Obama’s Way
It isn’t easy being President of the United States of America.
All of us are armchair quarterbacks of course, with very distinct ideas of how things ought to be done around here. While there is no shortage of advice and opinion there is a distinct lack of understanding what the job of POTUS is really like.
The chief executive has to make decisions predicated on information only he and a select few others have. The president must factor in short term, medium term and long term implications his decision might have. Je has to consider his allies- both real and fair weather and he has to deal with constraints the leader of a democratic nation many other leaders do not have to contend with.
The decisions Mr Obama and those his predecessor have made must take into account national security, foreign relations and domestic and economic policies. These are not easy decisions because every adversary of the president , both foreign and political opponents alike, all work very hard at pushing the envelope. Further, adversaries rarely have similar agendas and in some cases (adversarial)politics will dictate the agenda. The president has to contend with political foes who will oppose him simply because the need to oppose him is their entire raison d’etre.
Of all the decisions the president- any president- must make are the ones to send American troops into harm’s way. These decisions never come easily- it isn’t the media images of coffins being met with solemn ceremonies but rather with the knowledge that your decision means the loved ones of others will not come home.
Every candidate understands this going in but yet they still want the job. Why? Because they want to leave the country a better place. Of course, that always gets trumped by the memories of the men and women sent into harms way. In the same way we might second guess ourselves about the might have beens or the could have beens, our presidents do the same. Only they reflect on decisions which have affected many more people in often far more serious matters.
All in all, that is a good thing. Our presidents really do reflect us. It is comforting to know our leaders anguish over the same things we would, over lives lost and lives forever changed
Not every nation is so blessed.
Obama’s Way « Sigmund, Carl and Alfred
To understand how air-force navigator Tyler Stark ended up in a thornbush in the Libyan desert in March 2011, one must understand what it’s like to be president of the United States—and this president in particular. Hanging around Barack Obama for six months, in the White House, aboard Air Force One, and on the basketball court, Michael Lewis learns the reality of the Nobel Peace Prize winner who sent Stark into combat.
Even after his parachute opened, Tyler Stark sensed he was coming down too fast. The last thing he’d heard was the pilot saying, “Bailout! Bailout! Bail—” Before the third call was finished, there’d come the violent kick in the rear from the ejector seat, then a rush of cool air. They called it “opening shock” for a reason. He was disoriented. A minute earlier, when the plane had started to spin—it felt like a car hitting a patch of ice—his first thought had been that everything was going to be fine: My first mission, I had my first close call. He’d since changed his mind. He could see the red light of his jet’s rocket fading away and also, falling more slowly, the pilot’s parachute. He went immediately to his checklist: he untangled himself from his life raft, then checked the canopy of his chute and saw the gash. That’s why he was coming down too fast. How fast he couldn’t say, but he told himself he’d have to execute a perfect landing. It was the middle of the night. The sky was black. Below his feet he could see a few lights and houses, but mainly it was just desert.

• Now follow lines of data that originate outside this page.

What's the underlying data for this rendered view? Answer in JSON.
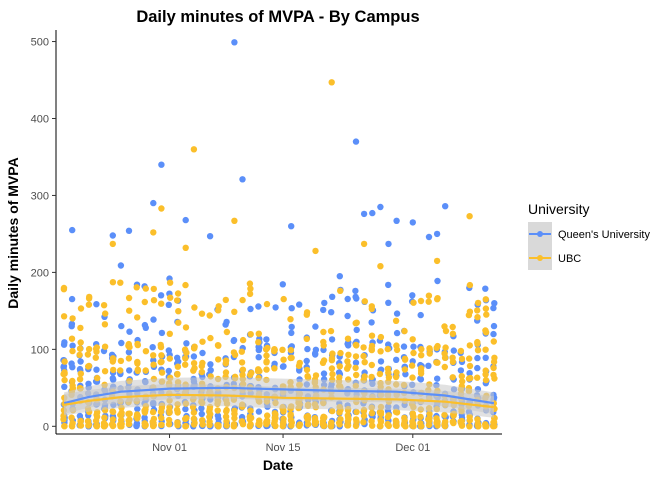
{
  "chart_data": {
    "type": "scatter",
    "title": "Daily minutes of MVPA - By Campus",
    "xlabel": "Date",
    "ylabel": "Daily minutes of MVPA",
    "x_ticks": [
      "Nov 01",
      "Nov 15",
      "Dec 01"
    ],
    "y_ticks": [
      0,
      100,
      200,
      300,
      400,
      500
    ],
    "xlim": [
      "2017-10-18",
      "2017-12-12"
    ],
    "ylim": [
      -10,
      515
    ],
    "grid": false,
    "legend": {
      "title": "University",
      "position": "right"
    },
    "colors": {
      "Queen's University": "#5B8FF9",
      "UBC": "#FBBF2A",
      "smooth_band": "#c8c8c8"
    },
    "series": [
      {
        "name": "Queen's University",
        "color": "#5B8FF9",
        "outliers": [
          [
            "2017-10-19",
            106
          ],
          [
            "2017-10-20",
            255
          ],
          [
            "2017-10-25",
            248
          ],
          [
            "2017-10-26",
            209
          ],
          [
            "2017-10-27",
            254
          ],
          [
            "2017-10-30",
            290
          ],
          [
            "2017-10-31",
            340
          ],
          [
            "2017-11-01",
            192
          ],
          [
            "2017-11-03",
            268
          ],
          [
            "2017-11-06",
            247
          ],
          [
            "2017-11-09",
            499
          ],
          [
            "2017-11-10",
            321
          ],
          [
            "2017-11-16",
            260
          ],
          [
            "2017-11-22",
            195
          ],
          [
            "2017-11-24",
            370
          ],
          [
            "2017-11-25",
            276
          ],
          [
            "2017-11-26",
            277
          ],
          [
            "2017-11-27",
            285
          ],
          [
            "2017-11-28",
            237
          ],
          [
            "2017-11-29",
            267
          ],
          [
            "2017-12-01",
            265
          ],
          [
            "2017-12-03",
            246
          ],
          [
            "2017-12-04",
            250
          ],
          [
            "2017-12-05",
            286
          ],
          [
            "2017-12-09",
            158
          ]
        ],
        "trend": [
          [
            "2017-10-19",
            30
          ],
          [
            "2017-10-22",
            38
          ],
          [
            "2017-10-26",
            45
          ],
          [
            "2017-11-01",
            49
          ],
          [
            "2017-11-08",
            50
          ],
          [
            "2017-11-15",
            48
          ],
          [
            "2017-11-22",
            46
          ],
          [
            "2017-11-29",
            45
          ],
          [
            "2017-12-05",
            40
          ],
          [
            "2017-12-11",
            30
          ]
        ]
      },
      {
        "name": "UBC",
        "color": "#FBBF2A",
        "outliers": [
          [
            "2017-10-19",
            143
          ],
          [
            "2017-10-25",
            237
          ],
          [
            "2017-10-30",
            252
          ],
          [
            "2017-10-31",
            283
          ],
          [
            "2017-11-03",
            232
          ],
          [
            "2017-11-04",
            360
          ],
          [
            "2017-11-09",
            267
          ],
          [
            "2017-11-19",
            228
          ],
          [
            "2017-11-21",
            447
          ],
          [
            "2017-11-25",
            237
          ],
          [
            "2017-11-27",
            208
          ],
          [
            "2017-12-04",
            215
          ],
          [
            "2017-12-08",
            273
          ],
          [
            "2017-12-10",
            165
          ]
        ],
        "trend": [
          [
            "2017-10-19",
            28
          ],
          [
            "2017-10-22",
            33
          ],
          [
            "2017-10-26",
            38
          ],
          [
            "2017-11-01",
            41
          ],
          [
            "2017-11-08",
            40
          ],
          [
            "2017-11-15",
            37
          ],
          [
            "2017-11-22",
            36
          ],
          [
            "2017-11-29",
            35
          ],
          [
            "2017-12-05",
            32
          ],
          [
            "2017-12-11",
            25
          ]
        ]
      }
    ],
    "bulk_note_free": true
  }
}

When he was two years old, Tyler Stark had told his parents he wanted to fly, like his grandfather who had been shot down by the Germans over Austria. His parents didn’t take him too seriously until he went to college, at Colorado State University, when on the first day of school he had enrolled in the air-force R.O.T.C. program. A misdiagnosis about his eyesight killed his dreams of being a pilot and forced him into the backseat, as a navigator. At first he was crushed by the news, but then he realized that, while an air-force pilot might be assigned to fly cargo planes or even drones, the only planes with navigators in them were fighter jets. So the mix-up about his eyesight had been a blessing in disguise. The first years of his air-force career he’d spent on bases in Florida and North Carolina. In 2009 they’d shipped him to England, and to a position where he might see action. And on the night of March 21, 2011, Captain Tyler Stark took off in an F-15 from a base in Italy, with a pilot he’d only just met, on his first combat mission. He now had reasons to think it might also be his last.